The potential political impact of the pandemic is harder to gauge on Republican candidates, who had looked to capitalize on glitches in the Murphy administration’s COVID-19 response while also touching on GOP campaign staples, like taxes and government spending. But much of the focus in the Republican primary has been on former U.S. President Donald Trump, who was eagerly embraced by Ciattarelli’s two closest competitors.
Ciattarelli’s big challenge
For the more moderate Ciattarelli to beat Murphy in the fall, “it would take something really drastic,” Murray told NJPBS’ Michael Aaron last week. “Jack Ciattarelli needs a new negative — which means he needs something to be more relevant to voters right now than Phil Murphy’s handling of the pandemic, which he is getting good marks for.”
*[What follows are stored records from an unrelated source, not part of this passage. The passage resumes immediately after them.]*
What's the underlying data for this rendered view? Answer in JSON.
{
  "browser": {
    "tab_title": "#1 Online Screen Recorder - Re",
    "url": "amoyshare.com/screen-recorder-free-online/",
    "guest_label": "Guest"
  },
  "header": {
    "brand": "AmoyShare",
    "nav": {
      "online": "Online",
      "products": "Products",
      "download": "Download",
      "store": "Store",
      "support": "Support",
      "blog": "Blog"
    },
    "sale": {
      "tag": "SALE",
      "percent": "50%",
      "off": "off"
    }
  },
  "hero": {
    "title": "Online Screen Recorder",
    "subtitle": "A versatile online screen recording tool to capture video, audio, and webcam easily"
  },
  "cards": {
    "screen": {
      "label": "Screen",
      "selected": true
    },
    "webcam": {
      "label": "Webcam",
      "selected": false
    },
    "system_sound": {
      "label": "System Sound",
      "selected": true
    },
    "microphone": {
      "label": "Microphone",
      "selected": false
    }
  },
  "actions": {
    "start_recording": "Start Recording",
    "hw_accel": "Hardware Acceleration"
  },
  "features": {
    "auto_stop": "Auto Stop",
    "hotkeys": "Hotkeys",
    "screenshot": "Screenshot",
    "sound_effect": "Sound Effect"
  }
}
Rasmussen agreed Ciattarelli has limited options to defeat the sitting governor in November, but noted a lot can change between now and then. “There’s a temptation to throw ideological red meat at the Trumpers,” he said. “But he’s a smart politician. He’s been around for a while. He seems to understand that’s not a card that works well in New Jersey.”
Hirsh Singh, the only other Republican candidate to raise enough funds to qualify for a spot in state-sponsored debates, worked that red-meat angle against Ciattarelli. Singh sought to capitalize on his decision not to debate Ciattarelli in an event hosted by NJ PBS, the home of NJ Spotlight News, even though he had previously agreed to the terms. He erroneously claimed the network required him to be vaccinated against COVID-19 for the virtual event, a format he said imposed on his freedom of speech. A COVID-19 test was required per company policy, not a vaccination.
Going forward, Ciattarelli could instead choose to focus on the cracks in Murphy’s pandemic response, like the high death rate in the state’s nursing homes, or other “government competence” issues, Rasmussen said. Murphy’s oversight of nursing homes, where more than 8,000 residents and staff died of the virus, has become a prominent issue for Republican candidates and was the focus of Ciattarelli’s first TV ad in the primary.
How to make the argument
But Rasmussen warns that approach comes with another risk as the economy improves and the virus recedes. If you remind voters of the darkest days of the pandemic, they could then conclude that Murphy has since led the state into better times, he explained. “The problem for (Ciattarelli) is, that gets to be a harder argument to make,” he said.
Ciattarelli, a former Somerset County freeholder and mayor who ran for the state’s top job in 2017 but lost the GOP primary to Christie’s Lt. Gov. Kim Guadagno, has been campaigning for a second shot at Murphy since last summer. His campaign website highlights his goals of lowering taxes, boosting economic growth, addressing immigration, securing elections and making health care more affordable.
“I do believe that Phil Murphy’s decisions failed us. We lead the nation in nursing home deaths,” Ciattarelli told Fox News in May. “I believe this administration has been incompetent. I believe we can do better and when I’m governor we will.”